The LDNPP have the benefit of knowing that there is a lot of excellent work being done by partner organisations on natural flood management which sits comfortably with sustaining our OUV and using local knowledge from landowners, farmers and commoners. These projects are being assessed for potential impact on the WHS and how they can make local communities more resilient to flooding and mitigate for climate change.
Developing convincing programs to prevent depopulation, including:
See section g. of the State of Conservation report. Ensuring a supply of housing for local people is addressed through the existing LDNPA Local Plan policies and carried forward in the review of the future Local Plan. The Housing Provision Supplementary Planning Document (SPD) recognises the need to provide housing for local people at affordable levels.
The Local Plan will establish a housing requirement to be delivered during the plan period, based on up to date and robust evidence of housing need during the time of preparation and examination. The Allocations of Land is a delivery mechanism and it should be viewed alongside the use of windfall opportunities to achieve the aim of meeting local housing needs including affordable housing.

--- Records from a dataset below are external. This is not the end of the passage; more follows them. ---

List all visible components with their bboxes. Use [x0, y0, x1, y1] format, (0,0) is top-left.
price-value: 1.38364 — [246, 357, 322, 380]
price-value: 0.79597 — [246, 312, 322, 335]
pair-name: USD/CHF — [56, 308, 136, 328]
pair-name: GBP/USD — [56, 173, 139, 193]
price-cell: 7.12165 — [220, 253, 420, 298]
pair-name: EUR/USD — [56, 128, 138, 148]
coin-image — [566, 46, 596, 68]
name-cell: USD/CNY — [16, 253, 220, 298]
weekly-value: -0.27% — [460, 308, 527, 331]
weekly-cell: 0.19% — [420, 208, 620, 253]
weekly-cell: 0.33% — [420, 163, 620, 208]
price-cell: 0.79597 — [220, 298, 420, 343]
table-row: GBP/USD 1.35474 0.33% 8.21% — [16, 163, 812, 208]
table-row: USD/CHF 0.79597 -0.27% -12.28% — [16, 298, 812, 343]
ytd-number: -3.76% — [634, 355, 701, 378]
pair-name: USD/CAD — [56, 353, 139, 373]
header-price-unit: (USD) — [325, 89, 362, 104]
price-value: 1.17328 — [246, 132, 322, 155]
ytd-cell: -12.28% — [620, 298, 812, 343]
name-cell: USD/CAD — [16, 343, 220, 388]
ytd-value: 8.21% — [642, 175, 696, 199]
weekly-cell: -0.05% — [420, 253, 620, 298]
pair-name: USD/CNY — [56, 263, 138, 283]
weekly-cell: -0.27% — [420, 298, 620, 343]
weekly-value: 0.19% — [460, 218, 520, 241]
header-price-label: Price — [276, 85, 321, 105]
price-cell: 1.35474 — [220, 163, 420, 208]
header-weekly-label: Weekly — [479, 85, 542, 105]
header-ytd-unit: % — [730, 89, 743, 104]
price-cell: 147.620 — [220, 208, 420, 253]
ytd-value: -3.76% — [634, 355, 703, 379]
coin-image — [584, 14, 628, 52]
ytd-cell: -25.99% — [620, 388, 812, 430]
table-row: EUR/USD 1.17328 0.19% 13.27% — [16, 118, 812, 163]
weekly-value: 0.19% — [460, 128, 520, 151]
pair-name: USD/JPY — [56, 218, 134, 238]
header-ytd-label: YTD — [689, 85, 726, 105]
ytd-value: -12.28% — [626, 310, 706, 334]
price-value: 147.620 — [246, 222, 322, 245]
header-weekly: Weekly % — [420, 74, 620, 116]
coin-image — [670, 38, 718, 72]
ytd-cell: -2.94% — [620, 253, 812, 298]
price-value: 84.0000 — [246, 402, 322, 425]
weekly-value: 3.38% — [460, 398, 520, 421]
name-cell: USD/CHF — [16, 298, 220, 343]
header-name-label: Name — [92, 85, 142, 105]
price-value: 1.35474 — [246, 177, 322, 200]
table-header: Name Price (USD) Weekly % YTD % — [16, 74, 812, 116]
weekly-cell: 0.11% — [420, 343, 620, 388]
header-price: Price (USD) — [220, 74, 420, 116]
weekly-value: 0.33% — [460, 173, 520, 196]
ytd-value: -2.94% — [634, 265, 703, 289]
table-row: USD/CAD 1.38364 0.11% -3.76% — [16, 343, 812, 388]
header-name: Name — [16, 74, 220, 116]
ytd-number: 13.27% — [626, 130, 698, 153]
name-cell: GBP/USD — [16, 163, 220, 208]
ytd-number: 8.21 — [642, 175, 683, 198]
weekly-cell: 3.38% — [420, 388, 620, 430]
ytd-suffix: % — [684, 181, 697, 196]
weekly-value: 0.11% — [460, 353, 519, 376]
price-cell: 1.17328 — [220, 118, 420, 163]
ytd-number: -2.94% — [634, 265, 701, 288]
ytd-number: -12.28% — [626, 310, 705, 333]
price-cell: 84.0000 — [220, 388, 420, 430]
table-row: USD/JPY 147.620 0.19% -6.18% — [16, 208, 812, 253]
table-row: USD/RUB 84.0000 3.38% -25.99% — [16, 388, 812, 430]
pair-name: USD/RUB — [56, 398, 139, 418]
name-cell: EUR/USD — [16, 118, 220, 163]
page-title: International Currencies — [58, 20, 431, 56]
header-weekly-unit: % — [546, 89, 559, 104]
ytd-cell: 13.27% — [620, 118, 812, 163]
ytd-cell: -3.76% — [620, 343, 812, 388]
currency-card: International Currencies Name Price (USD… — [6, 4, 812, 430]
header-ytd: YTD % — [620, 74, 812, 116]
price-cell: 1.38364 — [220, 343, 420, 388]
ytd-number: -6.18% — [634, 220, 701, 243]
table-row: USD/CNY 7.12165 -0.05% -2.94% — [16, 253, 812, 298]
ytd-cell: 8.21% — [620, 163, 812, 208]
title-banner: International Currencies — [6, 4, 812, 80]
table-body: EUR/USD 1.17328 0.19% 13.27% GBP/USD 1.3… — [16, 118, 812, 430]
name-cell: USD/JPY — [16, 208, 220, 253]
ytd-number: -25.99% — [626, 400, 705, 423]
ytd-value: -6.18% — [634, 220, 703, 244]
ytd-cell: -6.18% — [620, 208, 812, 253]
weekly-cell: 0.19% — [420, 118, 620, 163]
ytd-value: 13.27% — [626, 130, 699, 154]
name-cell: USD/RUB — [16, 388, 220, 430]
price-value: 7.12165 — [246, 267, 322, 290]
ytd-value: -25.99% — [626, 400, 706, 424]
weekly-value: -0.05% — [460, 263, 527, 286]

The Partnership is aware from business feedback and events such as the second anniversary event and Westmorland Show that the WHS Brand has been well received and is being used. Businesses are seeing value in distinguishing their product from others as being from a Word Heritage Site.
Developing an interpretation strategy at the landscape level which communicates the different strands of the Outstanding Universal Value by using the documents put together for the nomination dossier.
The Partnership is aware of the need to address this interpretation strategy but this work has been put on hold at the present time due to limited resources as a result of the impact of Covid 19 and managing visiting safety.
Ensuring that careful attention is paid to conservation of landscape-defining features such as land-use patterns, structures such as shelters, dry stone walls, hedgerows, and also to vernacular architecture and Victorian buildings, not only in designated Conservation Areas, but in the whole property.
See section i. of the State of Conservation Report. Our attributes of OUV and components of those attributes includes landscape defining man-made physical features, such as dry stone walls, villas, and farmhouses.
Technical Advisory Group is in the process of identifying the way to monitoring those attributes. The LDNPP research framework is also identifying possible monitoring systems for the attributes and clarity of indicators to help with that monitoring.
Environmental Stewardship (ES) and Countryside Stewardship (CS) provide Capital funding for the restoration of field boundaries provides financial support for the traditional skills of drystone walling and hedge laying.
The UK Government has just announced the Farming in Protected Landscape programme whereby National Park Authorities such as the Lake District National Park will support farmers and land managers to help grow their businesses and create more jobs to make improvements to natural environment, cultural heritage and public access. In terms of WHS this would provide funding for historic structures and features to conserve, enhance or interpret more effectively and closely aligns to UNESCO request to ensure conservation of landscape defining features.
The Partnership has just agreed in July additional guidance document on assessment of OUV for projects for the Partnership and others. This was drawn up with advice from our ICOMOS UK and Historic England Technical Advisory Group members. This will form a background paper to the Management Plan currently under review.